Trinta anos depois, não temos movimento, mas a movimentação segue intensa e as produções individuais e coletivas desenham novos mapas de São Paulo e renovam influências da Vanguarda e além. Unidos pela intimidade com a produção independente, uma geração contemporânea oferece novas possibilidades de leitura do que foi criado, absorvendo o modus operandi vanguardista de entortar tradições, inventar maneiras, subverter expectativas e colocando os entendimentos pra fora de maneira própria. A ligação é genética e de criação, mas a naturalidade com que as características da Vanguarda transparecem em seus trabalhos renova os contextos e redimensiona os discos, composições, figuras, imaginário da época.

O novo já não choca mais. Sempre diferente, a Vanguarda está viva. Um pouco nos dubs e ritmos falados no disco de estreia, lançado no ano passado, de Anelis Assumpção, filha de Itamar. Outro tanto nos dois álbuns de Tulipa Ruiz, com seus agudos, sua influência de Tetê Espíndola e Grupo Rumo e seu guitarrista, – seu pai -, Luiz Chagas, que tocava com Itamar. Influência de Grupo Rumo também sofre a Trupe Chá de Boldo, com seu mais recente disco produzido por Gustavo Ruiz, filho de Chagas, irmão de Tulipa. Algo também está presente na graça da banda O Terno, de Tim Bernardes, filho de Mauricio Pereira, d’Os Mulheres Negras. E na voz lírica de Laura Lavieri, filha de Rodrigo Rodrigues, do Música Ligeira. Mais um pouco na música de Mariana Aydar, filha de Mario Manga, do Premê. E de Iara Rennó, filha de Alzira Espíndola e Carlos Rennó, e de Marina Wisnik, filha de José Miguel Wisnik.

AVANT-GARDE
“Eu acho muito curioso existir o interesse de uma geração jovem pelo movimento, pela forma, e por agora transformar isso em outras coisas”, observa Anelis. “Particularmente comigo, é uma pressão delicada: eu sou a filha do Itamar. E ainda por cima ele morreu. Então existe uma expectativa, uma tendência em me classificar como continuação. Na verdade, eu não acho que eu faça música vanguardista, mas minha música está absolutamente imersa nisso.”

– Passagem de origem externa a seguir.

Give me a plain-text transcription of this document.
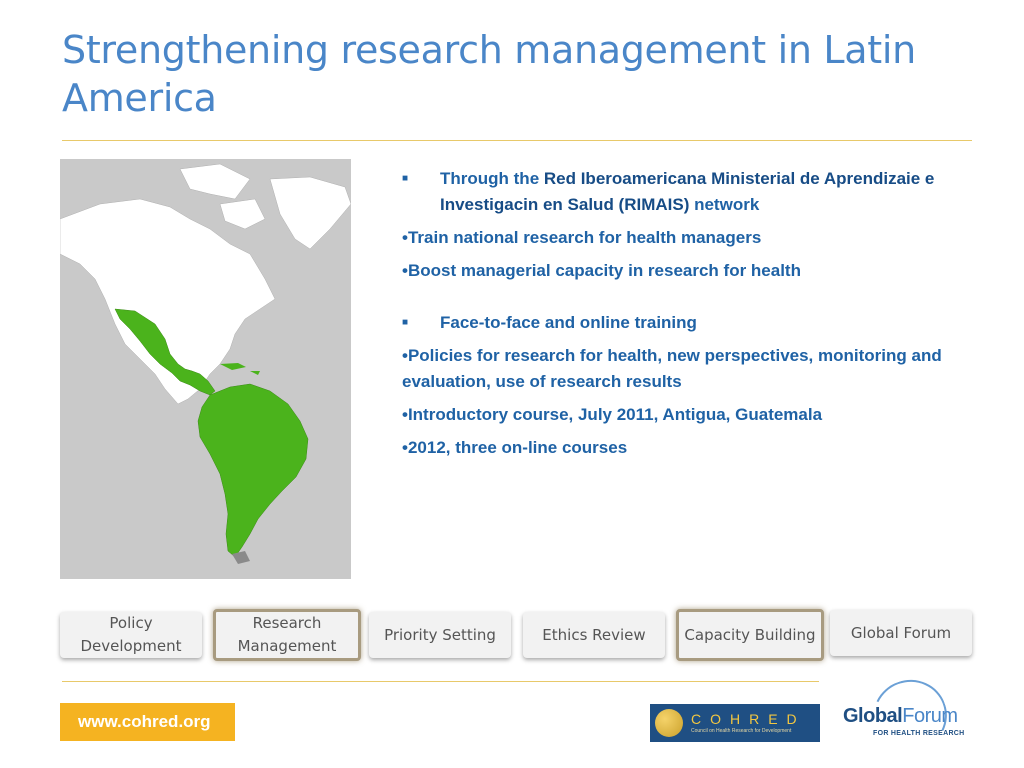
Strengthening research management in Latin America
■	Through the Red Iberoamericana Ministerial de Aprendizaie e Investigacin en Salud (RIMAIS) network
•Train national research for health managers
•Boost managerial capacity in research for health
■	Face-to-face and online training
•Policies for research for health, new perspectives, monitoring and evaluation, use of research results
•Introductory course, July 2011, Antigua, Guatemala
•2012, three on-line courses
Policy Development
Research Management
Priority Setting	Ethics Review	Capacity Building	Global Forum
www.cohred.org	COHRED
Council on Health Research for Development
GlobalForum
FOR HEALTH RESEARCH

Gustavo Galo, compositor e um dos 13 membros da Trupe Chá de Boldo, comenta: “A Vanguarda não é exatamente um modelo, porque era uma multiplicidade louca. Mas com a gente existe uma certa proximidade com o que aconteceu no Lira. Uma proximidade inclusive física. A Trupe começou na casa do Dan Leite, filho do Geraldo Leite, do Rumo. Além de ensaiarmos lá, uma parte da banda estudou música com o pessoal do Rumo.”
A musicalidade discursiva, os jogos poéticos, o caráter lúdico, a relação com a cidade são alguns dos principais aspectos relidos e reinterpretados pelos filhos da Vanguarda, além de um certo deboche na abordagem para com a mídia e o próprio papel de artista. Todos elementos fundamentais na análise da música de então e de hoje, mas contemporaneamente relidos sem a aura de experimentalismo ou de “difícil” que havia. Ou seria o nosso tempo que mudou? Só hoje estamos preparados para entender a Vanguarda?

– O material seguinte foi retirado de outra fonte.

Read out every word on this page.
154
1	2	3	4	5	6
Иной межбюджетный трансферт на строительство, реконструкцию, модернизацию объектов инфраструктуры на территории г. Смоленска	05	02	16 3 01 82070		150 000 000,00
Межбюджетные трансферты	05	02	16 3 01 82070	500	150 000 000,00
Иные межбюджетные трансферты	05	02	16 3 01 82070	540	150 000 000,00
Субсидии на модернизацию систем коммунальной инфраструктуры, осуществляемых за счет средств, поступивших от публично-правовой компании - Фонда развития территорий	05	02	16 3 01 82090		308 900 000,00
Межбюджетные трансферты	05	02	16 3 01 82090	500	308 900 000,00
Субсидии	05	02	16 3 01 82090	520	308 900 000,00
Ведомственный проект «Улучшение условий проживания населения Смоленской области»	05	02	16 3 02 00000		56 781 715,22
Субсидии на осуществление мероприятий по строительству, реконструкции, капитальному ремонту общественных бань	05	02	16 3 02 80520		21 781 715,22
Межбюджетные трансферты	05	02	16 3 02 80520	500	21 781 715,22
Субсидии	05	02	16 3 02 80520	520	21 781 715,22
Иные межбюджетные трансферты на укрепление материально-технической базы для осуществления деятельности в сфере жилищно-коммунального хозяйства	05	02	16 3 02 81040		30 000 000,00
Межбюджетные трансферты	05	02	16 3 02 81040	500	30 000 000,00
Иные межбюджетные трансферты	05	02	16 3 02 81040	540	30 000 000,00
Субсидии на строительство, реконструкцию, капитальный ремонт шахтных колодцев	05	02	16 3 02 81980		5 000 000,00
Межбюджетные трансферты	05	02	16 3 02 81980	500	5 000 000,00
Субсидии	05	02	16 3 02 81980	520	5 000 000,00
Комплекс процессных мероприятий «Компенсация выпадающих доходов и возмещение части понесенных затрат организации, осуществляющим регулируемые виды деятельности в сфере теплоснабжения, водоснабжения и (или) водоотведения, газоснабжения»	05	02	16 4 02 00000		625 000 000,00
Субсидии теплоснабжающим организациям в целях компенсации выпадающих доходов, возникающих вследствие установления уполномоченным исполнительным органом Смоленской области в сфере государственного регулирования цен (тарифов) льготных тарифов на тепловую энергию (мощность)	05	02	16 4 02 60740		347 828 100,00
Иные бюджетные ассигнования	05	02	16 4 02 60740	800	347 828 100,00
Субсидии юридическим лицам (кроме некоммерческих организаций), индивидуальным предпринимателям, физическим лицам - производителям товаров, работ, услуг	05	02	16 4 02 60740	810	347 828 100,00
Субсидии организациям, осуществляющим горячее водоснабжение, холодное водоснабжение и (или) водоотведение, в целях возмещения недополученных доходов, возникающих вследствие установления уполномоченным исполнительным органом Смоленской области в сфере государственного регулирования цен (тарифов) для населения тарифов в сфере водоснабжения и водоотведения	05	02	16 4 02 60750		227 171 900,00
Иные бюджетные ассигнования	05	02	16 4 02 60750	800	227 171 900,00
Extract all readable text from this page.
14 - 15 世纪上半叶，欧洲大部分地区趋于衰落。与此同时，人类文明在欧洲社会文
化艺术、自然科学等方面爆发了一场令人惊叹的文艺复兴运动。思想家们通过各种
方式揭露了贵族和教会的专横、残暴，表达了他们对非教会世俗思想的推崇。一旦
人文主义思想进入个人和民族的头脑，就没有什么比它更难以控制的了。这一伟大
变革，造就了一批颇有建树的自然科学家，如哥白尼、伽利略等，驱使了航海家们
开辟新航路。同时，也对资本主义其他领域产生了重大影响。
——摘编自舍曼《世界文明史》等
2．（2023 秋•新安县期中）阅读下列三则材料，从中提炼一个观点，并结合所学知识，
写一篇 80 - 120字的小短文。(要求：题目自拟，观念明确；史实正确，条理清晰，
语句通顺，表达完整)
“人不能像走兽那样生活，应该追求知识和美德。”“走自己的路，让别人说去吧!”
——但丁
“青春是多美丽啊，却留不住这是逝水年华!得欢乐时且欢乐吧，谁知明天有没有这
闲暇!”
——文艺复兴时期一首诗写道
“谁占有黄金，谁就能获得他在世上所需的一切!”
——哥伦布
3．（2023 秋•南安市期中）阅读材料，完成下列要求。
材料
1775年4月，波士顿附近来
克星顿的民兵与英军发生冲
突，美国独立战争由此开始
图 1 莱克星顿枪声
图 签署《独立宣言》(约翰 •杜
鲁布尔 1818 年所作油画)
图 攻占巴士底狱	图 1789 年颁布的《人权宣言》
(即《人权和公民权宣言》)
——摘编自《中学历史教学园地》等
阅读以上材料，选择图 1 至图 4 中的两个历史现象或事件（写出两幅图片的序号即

“Eu aprendi a cantar ouvindo Grupo Rumo”, lembra Tulipa. “Quando eu era pequena eu ouvia e ficava embasbacada com aquele cruzamento de palavra, melodia, projeto gráfico, todos juntos, parecendo tão amigos e pessoas tão legais. E desde pequena eu sabia da existência do Itamar, do Premê. Eu sabia que tinha aquele conjunto de discos da galera de São Paulo, e sabia que eram coisas diferentes. Um dia minha mãe me explicou o sentido da palavra vanguarda, e eu pensei ‘ah, então as pessoas só vão entender isso daqui alguns anos’.”

FAÇA-VOCÊ-MESMO
“Era a virada dos 80, estava no auge o punk, a ideia do do-it-yourself, ‘vamos fazer nossos discos’”, contextualiza o guitarrista então de Itamar e hoje de Tulipa, Luiz Chagas. “Mas era muito mais difícil. Hoje você pode ser independente, não tem ninguém te oprimindo, você que se vire. Na época você não era só independente, você era contra a gravadora e tinha a gravadora contra você. Estar à margem fazia parte: ‘a gente vai fazer sucesso por nós’. Mas era um paradoxo: o sucesso só existe se existe a indústria. Sucesso por si próprio, no vácuo?”


“Na época se faziam as coisas pela necessidade de fazer”, conta Anelis. “Os caras pegavam seus lambe-lambes e iam colar pela cidade, não existia produtor, assessoria de imprensa. Hoje a internet abriu mesmo o portal. Os novos artistas já trazem influências de muitas coisas, por simplesmente terem muito mais acesso. Terem se formado com muito mais acesso. Pra ouvir música na minha adolescência, com meu pai, a gente estava restrito à meia dúzia de vinis que tinha em casa e à FM.”

Não existe linha evolutiva, mera bravata dos medalhões funcionários de gravadoras. A música brasileira se renova todos os dias, para muito além dessa visão monopolista. Se na era da difusão pela internet o mosaico que se insinua é grande, a Vanguarda foi como uma implosão de possibilidades em estilhaços para o futuro. Ou melhor, presente. “Na verdade, as coisas chamadas de vanguarda acabam sendo absolutamente atuais sempre”, nota Tulipa. “Elas não estão à frente do tempo – elas são atuais sempre. Por isso elas fazem tanto sentido hoje, porque são meio atemporais, elas não ficam datadas. Não expiram.”